Insgesamt wurden zwölf sgRNAs konstruiert und auf einen DSB kontrolliert. Dabei lieferte eine sgRNA positive Ergebnisse mit einer geringen Effizienz. Bei den restlichen sgRNAs konnte kein DSB an der erwarteten Stelle beobachtet werden. Eine Positivkontrolle, die in vorherigen Experimenten mit HEK 293 Zellen eine gute Effizienz an DSBs vorweisen konnte, lieferte keine positiven Ergebnisse in diesem experimentellen Aufbau. Daher sind Rückschlüsse auf die Effizienz der sgRNAs, die für diese Studie entworfen wurden, nicht möglich.

Abstract (English)

NEAT1 is an RNA gene encoding for two long non-coding RNAs (lncRNA) located on chromosome 11 in the human genome. The two isoforms of NEAT1, NEAT1_1 and NEAT1_2 are of significant importance for paraspeckle formation. NEAT1_2, a 23kb transcript, is a read-through of NEAT1_1 which is a canonically polyadenylated 3.7kb transcript. Paraspeckles are ribonucleoprotein complexes located in close proximity to splicing speckles in the nucleus. Although their exact mode of action remains unclear, they are linked to cellular stress responses and diseases like cancer and neurodegenerative disorders. Especially higher expression levels of NEAT1 are correlated with a higher malignancy of tumors. Therefore, further research in the field of NEAT1 and paraspeckles is relevant to understand the underlying molecular mechanisms.

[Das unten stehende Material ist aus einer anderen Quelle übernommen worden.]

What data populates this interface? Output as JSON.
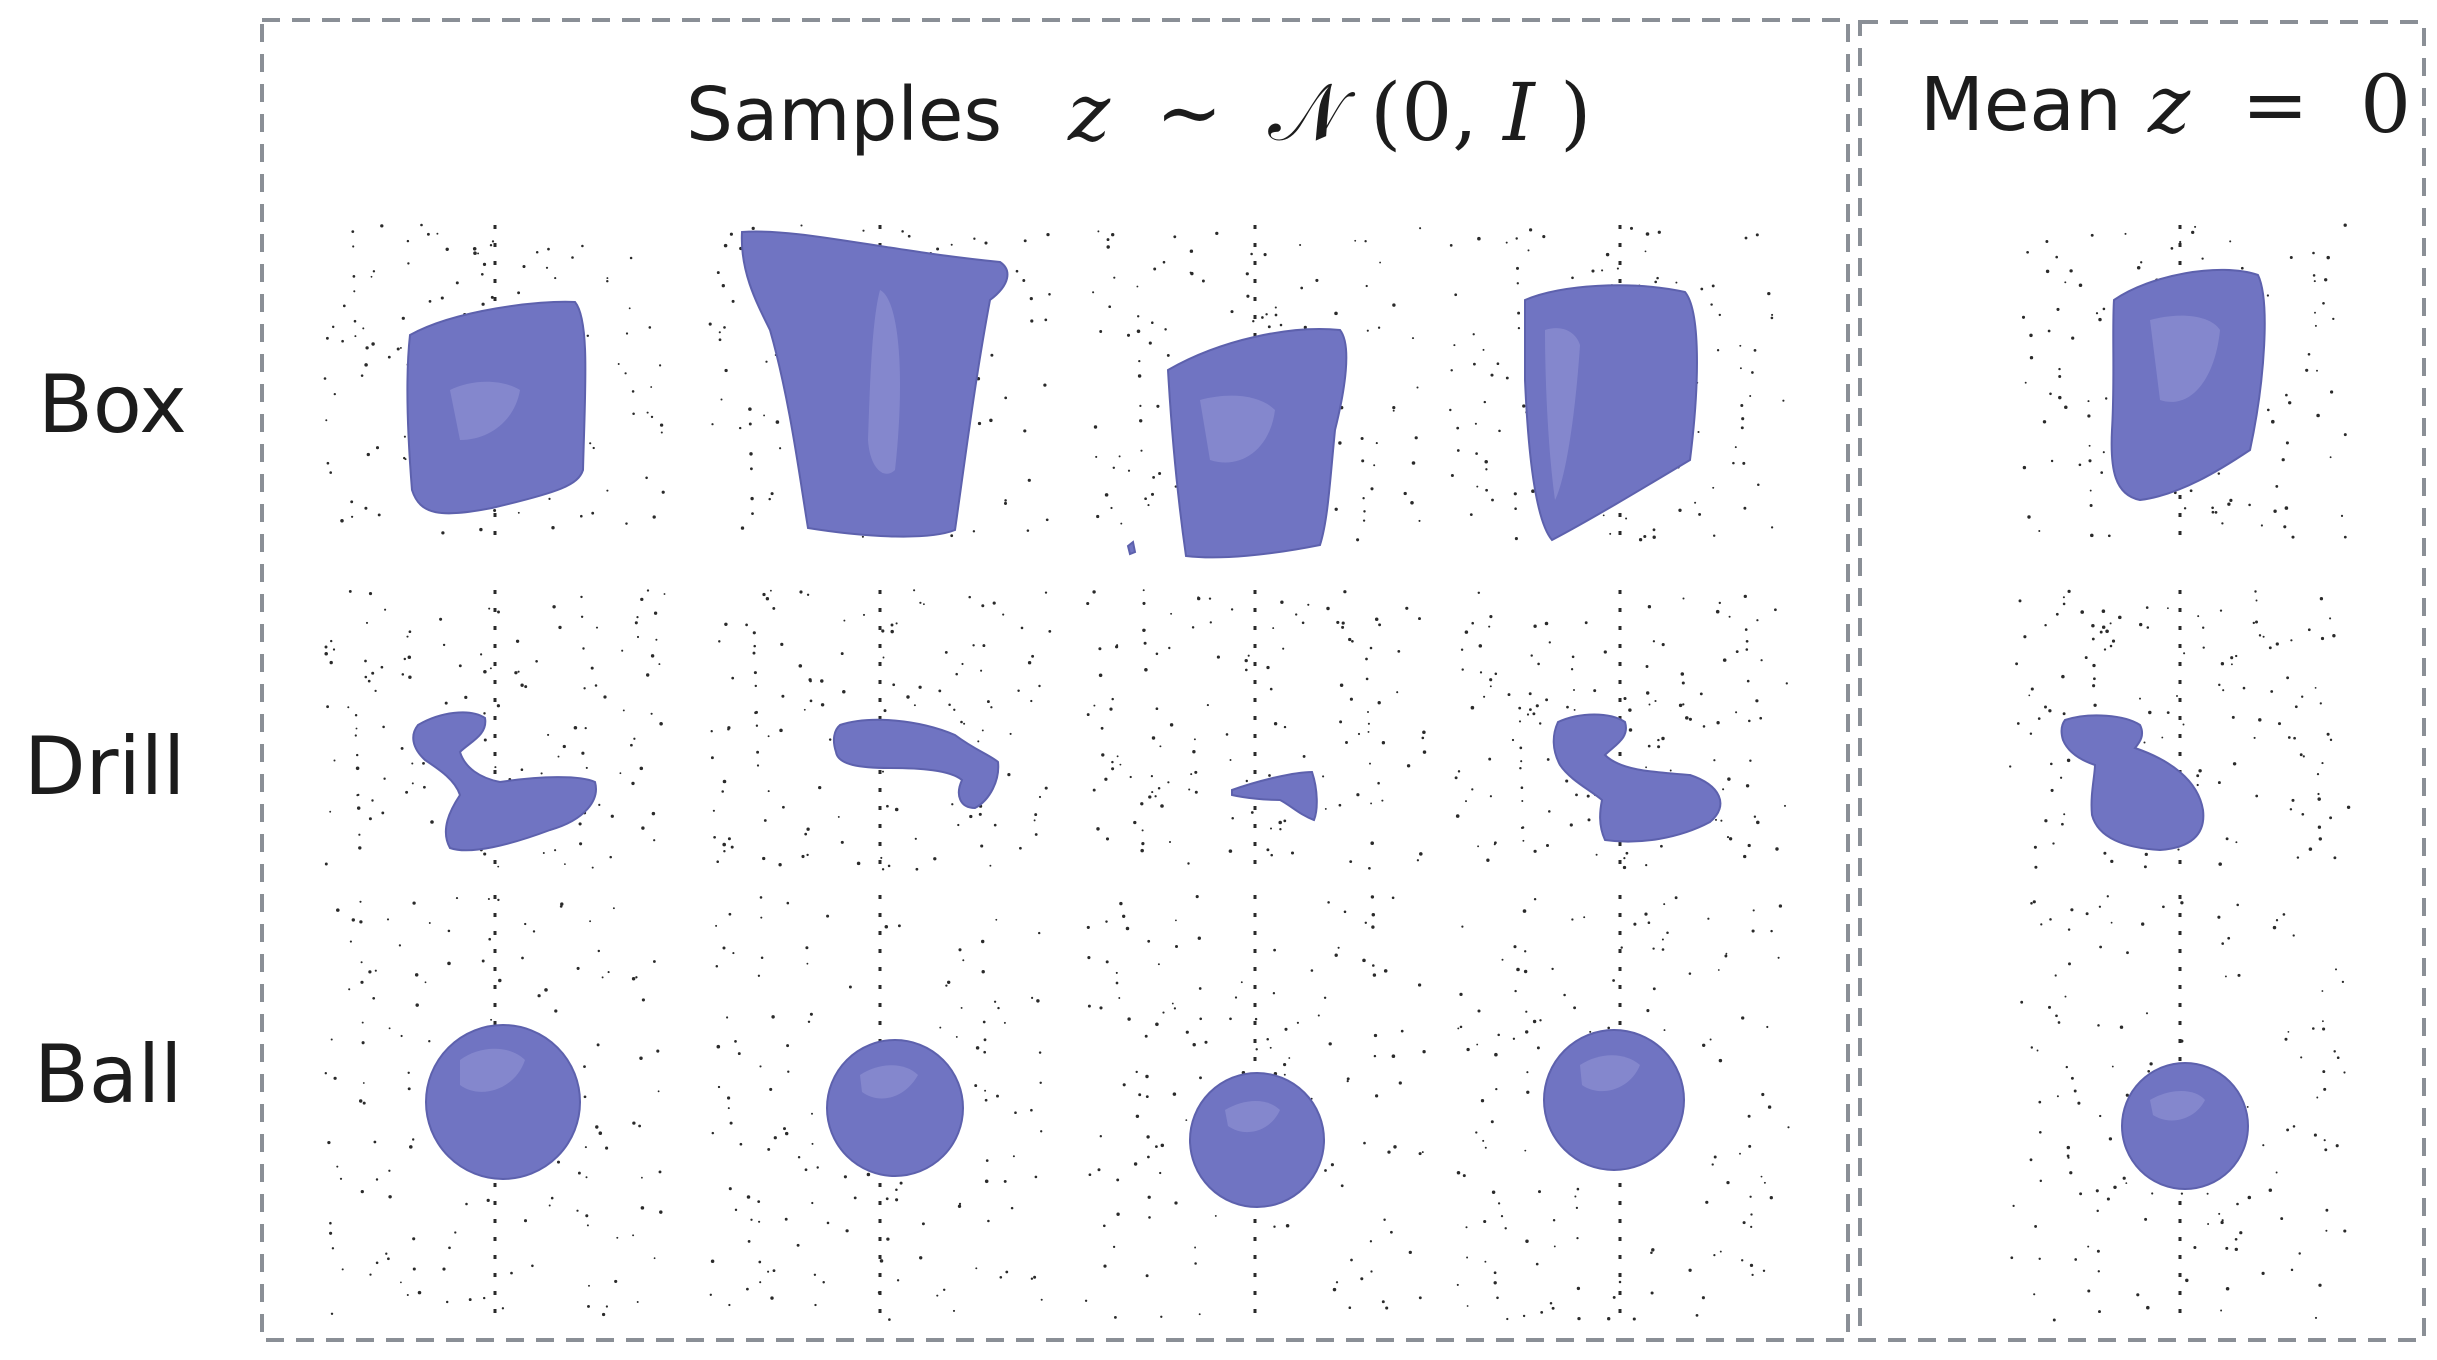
{
  "figure": {
    "samples_panel": {
      "title_word": "Samples",
      "title_math": {
        "var": "z",
        "sim": "∼",
        "dist": "𝒩",
        "args_open": "(0, ",
        "args_var": "I",
        "args_close": ")"
      }
    },
    "mean_panel": {
      "title_word": "Mean",
      "title_math": {
        "var": "z",
        "eq": "=",
        "value": "0"
      }
    },
    "rows": [
      {
        "label": "Box"
      },
      {
        "label": "Drill"
      },
      {
        "label": "Ball"
      }
    ],
    "shape_color": "#7074c2",
    "border_color": "#8a8f96"
  }
}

In the course of this study, HEK 293 cells were genetically engineered using CRISPR/Cas9 with the goal to establish a stable cell line that transcribes only the long transcript NEAT1_2 but not the shorter version NEAT1_1. The strategy of choice was the mutation of the canonical polyadenylation site (PAS), which enables the 3´-end processing of NEAT1_1.

For later comparison of this mutant NEAT1_1 PAS cell line using an immunofluorescence microscope, a full knockout of NEAT1 was aspired. On the one hand, this would serve as a negative control to account for background noise of the fluorescence signal and on the other hand to compare the biogenesis of paraspeckles during absence of the short NEAT1_1 transcript.

SgRNAs were designed to target either the PAS or the proximate region upstream and downstream of NEAT1 for the full knockout. An electroporation of HEK 293 cells was done with the protein Cas9 and the sgRNAs. To repair the double strand break (DSB) created by Cas9, repair templates were designed and prepared using the primer-based cloning technique FastCloning.

In total, twelve sgRNAs were designed and subsequently tested for cleavage efficiency. The sgRNA gNEAT-KO_ds1 delivered positive results. All other sgRNAs did not lead to a DSB at the expected locus. A positive control sgRNA that previously showed good cleavage efficiency with HEK 293 cells was negative. This finding raises the question if the electroporation itself was working; therefore a final conclusion about the efficiency of individual sgRNAs designed for this study is impossible.